Tuesday, March 10, 1992

Another day of surprises. Today was review day for the quiz. Hour 1 performed excellently, accomplishing most of the worksheets (some finished) and giving us time to go over them and fill in any blanks. The worksheets met with a positive response, and they attacked them diligently. (The quantity was virtually perfect; they did it and those who did it completed it.) They liked the puzzle format and they liked the level of difficulty. I felt optimistic and looked forward to the rest of the day. That was my mistake.

Hour 2 took the same worksheet and moaned, groaned and fooled for the whole hour. The only 2 who worked at it did not quit for the entire hour but consistently and conscientiously struggled (which they did because they were absent or not paying attention during the reading). John and Byron were these two, probably the least reliable students I have. But everyone else just jerked around for the whole hour. Or almost everyone, they just couldn't get their brains on task. In fact, tonight I called 3 parents and they were positive and encouraging and willing to provide the necessary kick in the pants that their kids need. They have wasted several days in a row and I have had enough of their goofing. They also were vigorously rude to Joyce (who wasn't there again) laughing at a picture of very black baseball players and suggesting that they must be her family. I desperately try to stop this stupidity, but they just go on and on. Tomorrow there are going to be some disappointed kids, and they will blame me for their misery. I gave Chante and Jewel permission to go to the library and get their books, but they never came back with what they had selected. Tomorrow they need to show me something.

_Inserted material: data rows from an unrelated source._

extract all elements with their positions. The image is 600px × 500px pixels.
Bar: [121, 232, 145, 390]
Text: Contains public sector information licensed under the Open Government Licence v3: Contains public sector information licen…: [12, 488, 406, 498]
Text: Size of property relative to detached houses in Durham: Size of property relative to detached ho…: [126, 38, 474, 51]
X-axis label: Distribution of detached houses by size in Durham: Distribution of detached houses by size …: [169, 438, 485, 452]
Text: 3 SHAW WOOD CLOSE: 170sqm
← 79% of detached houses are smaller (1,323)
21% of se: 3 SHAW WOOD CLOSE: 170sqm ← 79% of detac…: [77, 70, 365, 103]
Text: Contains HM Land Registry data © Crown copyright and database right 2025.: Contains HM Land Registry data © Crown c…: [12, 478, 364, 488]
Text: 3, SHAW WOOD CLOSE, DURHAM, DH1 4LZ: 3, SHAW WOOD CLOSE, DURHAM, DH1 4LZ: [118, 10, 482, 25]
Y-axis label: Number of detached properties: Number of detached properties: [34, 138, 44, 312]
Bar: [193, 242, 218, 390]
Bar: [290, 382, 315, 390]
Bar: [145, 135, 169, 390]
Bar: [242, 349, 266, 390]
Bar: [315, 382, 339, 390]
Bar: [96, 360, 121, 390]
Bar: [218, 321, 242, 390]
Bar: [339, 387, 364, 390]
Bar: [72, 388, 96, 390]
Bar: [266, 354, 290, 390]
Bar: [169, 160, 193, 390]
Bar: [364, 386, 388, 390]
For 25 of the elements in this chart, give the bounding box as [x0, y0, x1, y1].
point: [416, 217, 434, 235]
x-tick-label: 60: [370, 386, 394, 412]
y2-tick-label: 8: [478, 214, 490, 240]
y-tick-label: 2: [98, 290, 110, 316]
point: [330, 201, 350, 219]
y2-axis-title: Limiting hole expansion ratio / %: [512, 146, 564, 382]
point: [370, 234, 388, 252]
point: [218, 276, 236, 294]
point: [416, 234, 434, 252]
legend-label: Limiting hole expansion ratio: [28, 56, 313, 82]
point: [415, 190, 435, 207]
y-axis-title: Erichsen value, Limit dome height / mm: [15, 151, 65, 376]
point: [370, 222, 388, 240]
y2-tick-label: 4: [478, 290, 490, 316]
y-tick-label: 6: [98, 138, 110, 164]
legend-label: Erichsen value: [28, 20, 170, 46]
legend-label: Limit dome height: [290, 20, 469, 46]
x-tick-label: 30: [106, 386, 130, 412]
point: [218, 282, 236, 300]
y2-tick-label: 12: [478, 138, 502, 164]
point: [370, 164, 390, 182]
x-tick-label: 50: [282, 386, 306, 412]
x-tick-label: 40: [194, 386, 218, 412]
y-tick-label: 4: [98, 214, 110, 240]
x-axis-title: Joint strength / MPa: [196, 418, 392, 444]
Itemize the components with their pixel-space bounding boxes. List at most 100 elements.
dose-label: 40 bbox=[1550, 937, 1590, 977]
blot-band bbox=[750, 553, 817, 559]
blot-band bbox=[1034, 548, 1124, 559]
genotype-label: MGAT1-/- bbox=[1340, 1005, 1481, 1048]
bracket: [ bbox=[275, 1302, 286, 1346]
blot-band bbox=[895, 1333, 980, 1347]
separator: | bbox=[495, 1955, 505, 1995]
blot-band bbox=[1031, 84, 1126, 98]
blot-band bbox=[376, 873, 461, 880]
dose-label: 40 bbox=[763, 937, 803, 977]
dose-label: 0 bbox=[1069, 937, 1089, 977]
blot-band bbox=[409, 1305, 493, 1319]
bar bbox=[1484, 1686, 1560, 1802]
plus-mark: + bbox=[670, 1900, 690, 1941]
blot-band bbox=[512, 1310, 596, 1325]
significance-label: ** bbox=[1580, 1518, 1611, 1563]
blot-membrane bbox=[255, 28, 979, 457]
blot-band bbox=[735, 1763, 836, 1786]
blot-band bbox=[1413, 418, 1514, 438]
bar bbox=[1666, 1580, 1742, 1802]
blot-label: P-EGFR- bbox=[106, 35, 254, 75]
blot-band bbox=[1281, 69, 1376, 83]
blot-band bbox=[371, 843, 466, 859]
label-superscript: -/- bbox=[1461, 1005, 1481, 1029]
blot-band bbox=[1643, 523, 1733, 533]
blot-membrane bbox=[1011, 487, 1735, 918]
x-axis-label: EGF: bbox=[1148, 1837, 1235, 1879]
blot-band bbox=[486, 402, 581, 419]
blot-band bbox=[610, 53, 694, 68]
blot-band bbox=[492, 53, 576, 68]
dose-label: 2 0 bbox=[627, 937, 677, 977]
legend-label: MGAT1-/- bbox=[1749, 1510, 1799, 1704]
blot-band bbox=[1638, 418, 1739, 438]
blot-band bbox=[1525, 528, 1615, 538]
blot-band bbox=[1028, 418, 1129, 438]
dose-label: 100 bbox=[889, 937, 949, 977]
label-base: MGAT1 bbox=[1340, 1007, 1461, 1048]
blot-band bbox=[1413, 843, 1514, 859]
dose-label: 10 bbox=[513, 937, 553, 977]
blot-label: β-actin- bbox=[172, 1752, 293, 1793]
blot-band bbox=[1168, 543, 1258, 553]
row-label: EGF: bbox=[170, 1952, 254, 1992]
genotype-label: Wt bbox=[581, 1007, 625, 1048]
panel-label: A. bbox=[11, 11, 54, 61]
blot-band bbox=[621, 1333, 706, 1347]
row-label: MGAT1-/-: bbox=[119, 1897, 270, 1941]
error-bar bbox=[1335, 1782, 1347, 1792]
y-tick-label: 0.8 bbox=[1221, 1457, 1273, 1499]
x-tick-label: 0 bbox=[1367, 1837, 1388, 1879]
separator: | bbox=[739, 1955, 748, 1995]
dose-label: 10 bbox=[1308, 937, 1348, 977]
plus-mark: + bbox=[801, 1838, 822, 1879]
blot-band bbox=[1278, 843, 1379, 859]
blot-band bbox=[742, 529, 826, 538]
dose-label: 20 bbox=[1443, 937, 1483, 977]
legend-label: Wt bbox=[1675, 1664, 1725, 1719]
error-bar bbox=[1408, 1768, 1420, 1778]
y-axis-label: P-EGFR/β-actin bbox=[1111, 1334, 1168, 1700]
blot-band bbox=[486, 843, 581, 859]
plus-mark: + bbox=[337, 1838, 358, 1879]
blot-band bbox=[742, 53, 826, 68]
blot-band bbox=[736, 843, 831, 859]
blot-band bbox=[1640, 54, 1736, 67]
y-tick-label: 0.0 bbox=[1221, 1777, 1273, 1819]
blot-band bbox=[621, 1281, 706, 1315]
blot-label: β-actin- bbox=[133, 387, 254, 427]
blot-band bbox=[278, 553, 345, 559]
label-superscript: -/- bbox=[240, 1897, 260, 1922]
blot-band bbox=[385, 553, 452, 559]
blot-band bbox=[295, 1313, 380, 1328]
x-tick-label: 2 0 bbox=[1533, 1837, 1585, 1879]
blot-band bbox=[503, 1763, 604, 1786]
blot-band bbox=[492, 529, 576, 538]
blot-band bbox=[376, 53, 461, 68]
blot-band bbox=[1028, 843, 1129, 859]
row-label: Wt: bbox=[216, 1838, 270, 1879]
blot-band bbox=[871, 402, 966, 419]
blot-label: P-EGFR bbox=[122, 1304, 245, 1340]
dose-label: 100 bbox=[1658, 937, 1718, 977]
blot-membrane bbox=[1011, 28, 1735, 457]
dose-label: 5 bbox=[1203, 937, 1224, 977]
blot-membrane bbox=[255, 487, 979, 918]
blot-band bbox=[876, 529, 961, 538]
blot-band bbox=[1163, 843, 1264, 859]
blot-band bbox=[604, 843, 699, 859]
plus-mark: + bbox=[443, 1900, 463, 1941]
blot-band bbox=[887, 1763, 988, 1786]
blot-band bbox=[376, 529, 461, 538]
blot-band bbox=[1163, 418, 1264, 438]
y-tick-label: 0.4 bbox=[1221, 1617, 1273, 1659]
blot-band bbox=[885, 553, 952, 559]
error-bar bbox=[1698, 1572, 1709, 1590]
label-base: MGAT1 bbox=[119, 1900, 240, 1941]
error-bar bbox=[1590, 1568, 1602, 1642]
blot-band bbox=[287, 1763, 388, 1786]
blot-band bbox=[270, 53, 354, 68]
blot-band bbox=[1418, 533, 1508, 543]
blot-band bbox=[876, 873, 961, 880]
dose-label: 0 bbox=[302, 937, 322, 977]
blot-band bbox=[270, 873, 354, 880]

Hour 3 had a mere 2 students. We did the review together, I cajoled, suggested, encouraged, directed, and advised and they finished and even remembered something about what we read. I am so disappointed though, it looks as if I am discussing a book they have never heard of. Even the most prominent characters require several excursions into the book to refresh memories. But we got it and finished it and I was so grateful that they did not riot but worked through it as they needed to.

Hour 5 was a replica of Hour 2. They did not cooperate or do much of anything. Monica started strong but put her head down and went to sleep. The usual grade-driven girls worked at finding the answers (and again I was astonished that they knew so little) and filling in empty spaces. But the other side of the class did almost nothing, though I encouraged and suggested they do what they need. However, they are too cool to spend their time on this. Life is too full and they are too busy to recognize any importance in English class. They believe they can sit and talk and fool and ignore me and my directions. They will suffer the consequences, but they care very little. I can only care for those who care for themselves.

Hour 6: the albatross of my day. We had a quest speaker today who spoke for almost the whole hour about self-respect and how to present yourself. The kids are too literal to recognize their needs on any level other than the most superficial: "Can you get me a job?" is what they want to know rather than "What can you teach me that I can use for my whole life?" They listened respectfully, if not attentively, never really tuned in to what he said. I wish they were as responsive to him as they are to me; he is everything I would want a "role model" to be. Ex-failure, ex-con, ex-gun carrier, ex-fool, ex-everything wrong who decided to redirect his attentions to something better. I will bring him back to teach interviewing skills and hope that they will be a bit more comfortable with him. They should query his expertise. Some things he said that I they needed: "Ro-mance without fi-nance is a nui-sance" and "No will and no skill to succeed" and "Prior planning prevents piss-poor programming". But more importantly, he was interested in big ideas, not pithy phrases. He was talking about subject verb agreement and using that as a metaphor for having one's behavior agree with one's true person. A nicely conceived idea. He used the language and the ideas that they know. Worked well from my point of view. I'll try to find tomorrow what they think.